As we get older, these types of friendships seem to fade and be replaced with different, but no less important, types of relationships.

We are witness to great friendships on a regular basis. Movie and television screens have showcased these bonds for as long they have been offering entertainment. Among those friendships are the Lone Ranger and Tonto, Thelma and Louise, Butch Cassidy and the Sundance Kid, SpongeBob SquarePants and Patrick, and Lucy Ricardo and Ethel Mertz. You can hardly think of one half of those duos without thinking of the other.

Songs also tout the many benefits of friendships.

Who hasn’t sung along to tunes such as Queen’s “You’re My Best Friend,” Randy Newman’s “You Got a Friend in Me,” James Taylor’s “You Got a Friend” or The Beatles’ “With a Little Help From my Friends”?

Fortunately for those of us in Boulder City, we don’t have to look far to find a friend.
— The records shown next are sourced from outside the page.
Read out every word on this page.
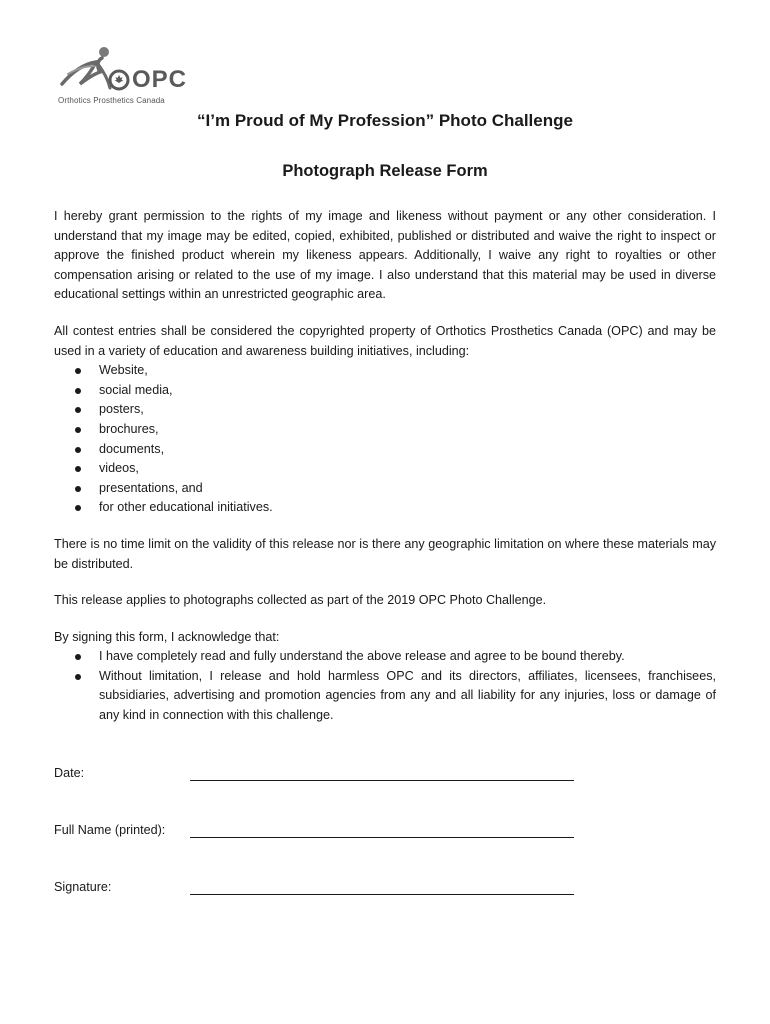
OPC
Orthotics Prosthetics Canada
“I’m Proud of My Profession” Photo Challenge
Photograph Release Form

I hereby grant permission to the rights of my image and likeness without payment or any other consideration. I understand that my image may be edited, copied, exhibited, published or distributed and waive the right to inspect or approve the finished product wherein my likeness appears. Additionally, I waive any right to royalties or other compensation arising or related to the use of my image. I also understand that this material may be used in diverse educational settings within an unrestricted geographic area.

All contest entries shall be considered the copyrighted property of Orthotics Prosthetics Canada (OPC) and may be used in a variety of education and awareness building initiatives, including:

Website,
social media,
posters,
brochures,
documents,
videos,
presentations, and
for other educational initiatives.

There is no time limit on the validity of this release nor is there any geographic limitation on where these materials may be distributed.

This release applies to photographs collected as part of the 2019 OPC Photo Challenge.

By signing this form, I acknowledge that:

I have completely read and fully understand the above release and agree to be bound thereby.
Without limitation, I release and hold harmless OPC and its directors, affiliates, licensees, franchisees, subsidiaries, advertising and promotion agencies from any and all liability for any injuries, loss or damage of any kind in connection with this challenge.
Date:
Full Name (printed):
Signature:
The town itself has a friendly vibe and serves as a wonderful backdrop to make and see friends.

Whether walking on the city streets, enjoying a meal at a local eatery’s outdoor dining area or attending any one of the community events, you are bound to run across someone with a friendly smile or happy hello. If you’re lucky, you’ll even get a hug and an invitation to join in on the festivities or make arrangements for another get-together.

I was reminded about the importance of friendships while sitting with a group of ladies on a recent evening. All hailing from different backgrounds and fields of work, the ladies had only one thing in common: to create a bond of friendship and share some fun and laughter. In between, came nuggets of wisdom, tidbits of practical advice, and insight and opinions about current events, family relationships, books to read and movies to see.

When I was named editor of the paper, it was my hope that you could see these pages as a friend, one you could turn to for happy and not-so-happy news and information. I hope we are making progress.

Please continue to share your thoughts with us about what you like and don’t like. That’s what friends are for.